IRS Expands Installment Agreement Options
If you are unable to pay the balance of tax owed when filing your tax return, the IRS provides a number of payment options. The most prevalent option used by taxpayers is an installment agreement.
If you owe the IRS less than $50,000, you may qualify for the streamlined installment agreement. Under this agreement, you have up to 72 months to pay the balance of tax owed. You must be current with your tax filings, but there are no other requirements. Almost all taxpayers that meet these requirements are automatically accepted by the IRS.
If you owe the IRS more than $50,000, you must apply for an installment agreement and complete Form 433-H (statement of financial position). Based on your financial position, the IRS will determine the amount of debt that qualifies for an installment agreement.

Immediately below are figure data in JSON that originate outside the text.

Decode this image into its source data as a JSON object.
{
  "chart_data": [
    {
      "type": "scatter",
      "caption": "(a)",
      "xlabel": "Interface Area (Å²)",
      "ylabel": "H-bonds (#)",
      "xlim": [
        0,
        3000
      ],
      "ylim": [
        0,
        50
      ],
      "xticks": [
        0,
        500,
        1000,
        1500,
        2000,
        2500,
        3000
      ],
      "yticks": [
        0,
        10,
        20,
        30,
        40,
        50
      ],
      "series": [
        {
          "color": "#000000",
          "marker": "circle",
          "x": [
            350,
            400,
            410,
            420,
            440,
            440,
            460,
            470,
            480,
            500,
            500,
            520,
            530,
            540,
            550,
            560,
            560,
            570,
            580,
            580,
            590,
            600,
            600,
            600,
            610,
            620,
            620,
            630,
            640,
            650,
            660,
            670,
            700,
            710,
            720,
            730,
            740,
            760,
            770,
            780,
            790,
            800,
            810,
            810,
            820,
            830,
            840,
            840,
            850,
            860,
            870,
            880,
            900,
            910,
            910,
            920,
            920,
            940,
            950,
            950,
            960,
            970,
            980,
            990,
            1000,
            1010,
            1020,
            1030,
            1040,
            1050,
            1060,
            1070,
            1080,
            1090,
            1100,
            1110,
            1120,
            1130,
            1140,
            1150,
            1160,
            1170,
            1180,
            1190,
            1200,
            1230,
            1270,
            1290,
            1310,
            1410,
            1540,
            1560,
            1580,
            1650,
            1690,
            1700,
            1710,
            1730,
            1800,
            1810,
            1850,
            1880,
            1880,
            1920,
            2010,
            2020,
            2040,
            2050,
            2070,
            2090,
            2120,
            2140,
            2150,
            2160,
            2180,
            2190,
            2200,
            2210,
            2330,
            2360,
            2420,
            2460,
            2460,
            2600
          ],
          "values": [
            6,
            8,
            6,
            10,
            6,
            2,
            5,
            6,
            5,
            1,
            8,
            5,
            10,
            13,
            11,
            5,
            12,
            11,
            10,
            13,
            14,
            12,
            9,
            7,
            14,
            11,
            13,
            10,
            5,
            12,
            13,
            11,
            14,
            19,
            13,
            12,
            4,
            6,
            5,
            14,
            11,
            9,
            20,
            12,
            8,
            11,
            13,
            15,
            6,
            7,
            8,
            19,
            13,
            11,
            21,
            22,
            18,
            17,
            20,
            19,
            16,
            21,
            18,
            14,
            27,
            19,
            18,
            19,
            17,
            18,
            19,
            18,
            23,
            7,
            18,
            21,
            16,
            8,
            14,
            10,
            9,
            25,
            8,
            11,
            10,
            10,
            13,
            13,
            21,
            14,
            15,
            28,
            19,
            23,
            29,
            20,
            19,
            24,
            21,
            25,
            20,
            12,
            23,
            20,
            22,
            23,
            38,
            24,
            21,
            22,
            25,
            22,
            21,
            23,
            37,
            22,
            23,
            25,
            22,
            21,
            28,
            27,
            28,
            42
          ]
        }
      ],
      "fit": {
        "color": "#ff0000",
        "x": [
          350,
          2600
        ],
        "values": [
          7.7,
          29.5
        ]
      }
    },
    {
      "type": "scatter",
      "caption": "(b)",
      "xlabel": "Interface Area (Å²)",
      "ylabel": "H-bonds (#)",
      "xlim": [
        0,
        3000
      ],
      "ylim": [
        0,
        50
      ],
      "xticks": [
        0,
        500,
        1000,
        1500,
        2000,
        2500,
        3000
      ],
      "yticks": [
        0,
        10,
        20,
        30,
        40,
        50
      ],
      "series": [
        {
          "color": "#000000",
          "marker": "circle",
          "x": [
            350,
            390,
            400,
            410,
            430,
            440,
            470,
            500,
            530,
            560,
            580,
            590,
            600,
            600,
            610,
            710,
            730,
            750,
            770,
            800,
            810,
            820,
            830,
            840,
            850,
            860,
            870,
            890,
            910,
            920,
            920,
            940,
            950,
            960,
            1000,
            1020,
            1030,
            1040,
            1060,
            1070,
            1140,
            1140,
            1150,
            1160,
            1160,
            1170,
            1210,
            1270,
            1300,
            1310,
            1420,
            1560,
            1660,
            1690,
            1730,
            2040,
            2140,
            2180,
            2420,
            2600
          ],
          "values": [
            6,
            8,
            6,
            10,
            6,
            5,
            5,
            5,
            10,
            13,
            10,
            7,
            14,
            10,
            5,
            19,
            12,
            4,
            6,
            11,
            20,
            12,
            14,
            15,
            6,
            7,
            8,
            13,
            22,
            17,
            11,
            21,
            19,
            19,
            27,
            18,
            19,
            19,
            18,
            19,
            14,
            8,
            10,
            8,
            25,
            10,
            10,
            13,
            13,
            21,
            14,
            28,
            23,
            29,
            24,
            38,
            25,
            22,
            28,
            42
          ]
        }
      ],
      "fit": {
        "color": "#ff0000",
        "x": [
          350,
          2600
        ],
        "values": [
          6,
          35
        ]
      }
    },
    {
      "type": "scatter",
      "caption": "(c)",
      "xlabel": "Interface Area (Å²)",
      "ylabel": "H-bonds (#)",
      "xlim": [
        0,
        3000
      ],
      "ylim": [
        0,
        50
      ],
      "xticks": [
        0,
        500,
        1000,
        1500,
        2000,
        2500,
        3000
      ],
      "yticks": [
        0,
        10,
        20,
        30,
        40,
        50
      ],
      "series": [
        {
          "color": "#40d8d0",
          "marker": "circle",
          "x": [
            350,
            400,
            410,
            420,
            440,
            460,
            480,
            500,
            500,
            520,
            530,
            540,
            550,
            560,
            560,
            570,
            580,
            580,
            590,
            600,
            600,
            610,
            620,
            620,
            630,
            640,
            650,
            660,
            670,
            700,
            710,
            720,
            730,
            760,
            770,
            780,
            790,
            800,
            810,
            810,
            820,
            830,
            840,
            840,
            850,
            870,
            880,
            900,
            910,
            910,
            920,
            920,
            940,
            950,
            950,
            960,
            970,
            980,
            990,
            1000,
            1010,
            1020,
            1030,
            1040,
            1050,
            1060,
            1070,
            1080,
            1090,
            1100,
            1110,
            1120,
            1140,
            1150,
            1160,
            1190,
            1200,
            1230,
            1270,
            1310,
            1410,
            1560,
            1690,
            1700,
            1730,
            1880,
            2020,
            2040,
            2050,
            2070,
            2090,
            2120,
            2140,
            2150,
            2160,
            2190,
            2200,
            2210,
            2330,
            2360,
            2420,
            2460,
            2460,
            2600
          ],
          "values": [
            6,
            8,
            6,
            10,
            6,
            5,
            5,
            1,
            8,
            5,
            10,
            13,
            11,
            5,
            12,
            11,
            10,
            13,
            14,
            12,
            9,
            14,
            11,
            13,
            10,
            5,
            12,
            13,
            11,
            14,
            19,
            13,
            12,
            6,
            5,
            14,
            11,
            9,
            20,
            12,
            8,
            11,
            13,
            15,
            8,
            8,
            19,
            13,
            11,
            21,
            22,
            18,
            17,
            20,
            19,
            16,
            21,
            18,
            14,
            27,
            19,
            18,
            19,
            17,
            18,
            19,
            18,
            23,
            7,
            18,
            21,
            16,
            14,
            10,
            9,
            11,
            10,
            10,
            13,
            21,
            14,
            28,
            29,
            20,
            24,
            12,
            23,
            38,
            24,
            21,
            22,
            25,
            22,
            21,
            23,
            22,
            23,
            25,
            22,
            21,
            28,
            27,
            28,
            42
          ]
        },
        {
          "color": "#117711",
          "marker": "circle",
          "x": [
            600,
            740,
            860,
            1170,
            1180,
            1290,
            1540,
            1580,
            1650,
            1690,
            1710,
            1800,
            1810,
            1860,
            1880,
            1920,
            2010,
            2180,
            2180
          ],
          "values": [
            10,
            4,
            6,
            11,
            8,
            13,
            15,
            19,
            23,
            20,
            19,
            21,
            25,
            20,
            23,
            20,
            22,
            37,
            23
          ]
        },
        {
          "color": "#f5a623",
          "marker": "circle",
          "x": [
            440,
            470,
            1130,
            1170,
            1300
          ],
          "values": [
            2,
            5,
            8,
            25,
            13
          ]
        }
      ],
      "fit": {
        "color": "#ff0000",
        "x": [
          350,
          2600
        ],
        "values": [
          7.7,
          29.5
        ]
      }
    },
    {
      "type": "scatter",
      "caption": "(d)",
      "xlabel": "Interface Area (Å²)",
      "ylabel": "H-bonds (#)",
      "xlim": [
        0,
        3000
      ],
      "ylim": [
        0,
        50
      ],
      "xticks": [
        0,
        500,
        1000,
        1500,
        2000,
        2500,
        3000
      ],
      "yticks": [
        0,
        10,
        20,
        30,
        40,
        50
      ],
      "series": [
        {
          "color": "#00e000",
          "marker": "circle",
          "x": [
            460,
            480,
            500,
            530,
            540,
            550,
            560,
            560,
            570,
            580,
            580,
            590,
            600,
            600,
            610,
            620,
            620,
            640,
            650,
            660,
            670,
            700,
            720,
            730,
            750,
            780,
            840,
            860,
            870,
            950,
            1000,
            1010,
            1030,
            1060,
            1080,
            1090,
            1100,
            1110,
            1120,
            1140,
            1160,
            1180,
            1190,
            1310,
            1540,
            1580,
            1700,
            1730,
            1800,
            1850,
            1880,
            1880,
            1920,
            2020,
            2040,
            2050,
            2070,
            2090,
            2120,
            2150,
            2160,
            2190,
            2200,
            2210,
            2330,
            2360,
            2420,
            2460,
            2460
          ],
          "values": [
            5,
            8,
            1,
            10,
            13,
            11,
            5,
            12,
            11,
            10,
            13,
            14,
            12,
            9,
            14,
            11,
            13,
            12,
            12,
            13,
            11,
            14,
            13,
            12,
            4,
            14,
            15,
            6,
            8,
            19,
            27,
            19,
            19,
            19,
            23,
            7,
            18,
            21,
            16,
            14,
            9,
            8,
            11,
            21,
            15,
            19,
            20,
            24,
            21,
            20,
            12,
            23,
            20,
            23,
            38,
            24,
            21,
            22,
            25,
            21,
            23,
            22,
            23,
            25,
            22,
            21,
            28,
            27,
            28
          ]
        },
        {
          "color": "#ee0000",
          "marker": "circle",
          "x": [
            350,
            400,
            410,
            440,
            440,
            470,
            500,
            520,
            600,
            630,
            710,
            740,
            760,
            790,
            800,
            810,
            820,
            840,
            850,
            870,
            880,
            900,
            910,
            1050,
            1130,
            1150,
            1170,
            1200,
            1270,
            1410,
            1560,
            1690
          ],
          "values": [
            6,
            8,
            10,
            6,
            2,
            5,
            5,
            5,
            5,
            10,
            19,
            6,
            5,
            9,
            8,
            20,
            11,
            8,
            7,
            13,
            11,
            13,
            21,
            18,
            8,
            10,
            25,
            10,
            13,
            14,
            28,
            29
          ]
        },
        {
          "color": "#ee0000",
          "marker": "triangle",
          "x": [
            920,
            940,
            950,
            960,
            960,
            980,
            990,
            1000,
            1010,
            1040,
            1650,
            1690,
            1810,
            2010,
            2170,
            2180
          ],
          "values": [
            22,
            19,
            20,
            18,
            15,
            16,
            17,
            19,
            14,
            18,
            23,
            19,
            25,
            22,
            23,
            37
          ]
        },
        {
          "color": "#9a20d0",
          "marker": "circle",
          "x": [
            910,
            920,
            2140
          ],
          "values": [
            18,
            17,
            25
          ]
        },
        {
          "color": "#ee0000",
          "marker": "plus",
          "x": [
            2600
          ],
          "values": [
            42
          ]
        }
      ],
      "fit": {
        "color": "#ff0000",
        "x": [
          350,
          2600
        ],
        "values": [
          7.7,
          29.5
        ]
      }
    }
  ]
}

However, during the Covid-19 shutdown, the IRS implemented a new option: the Non-Streamlined Installment Agreement. This allows taxpayers that owe up to $250,000 to enter into an installment agreement without financial disclosure. In order to qualify, you must be an individual, pay the balance within 84 months (or by statute deadline) and pay by direct debit.
This was a temporary measure enacted during Covid, but it worked so well that the IRS decided to permanently implement it when the pilot program ended in January 2023. Unlike the streamlined option, the IRS will likely file a federal tax lien until the tax owed is paid.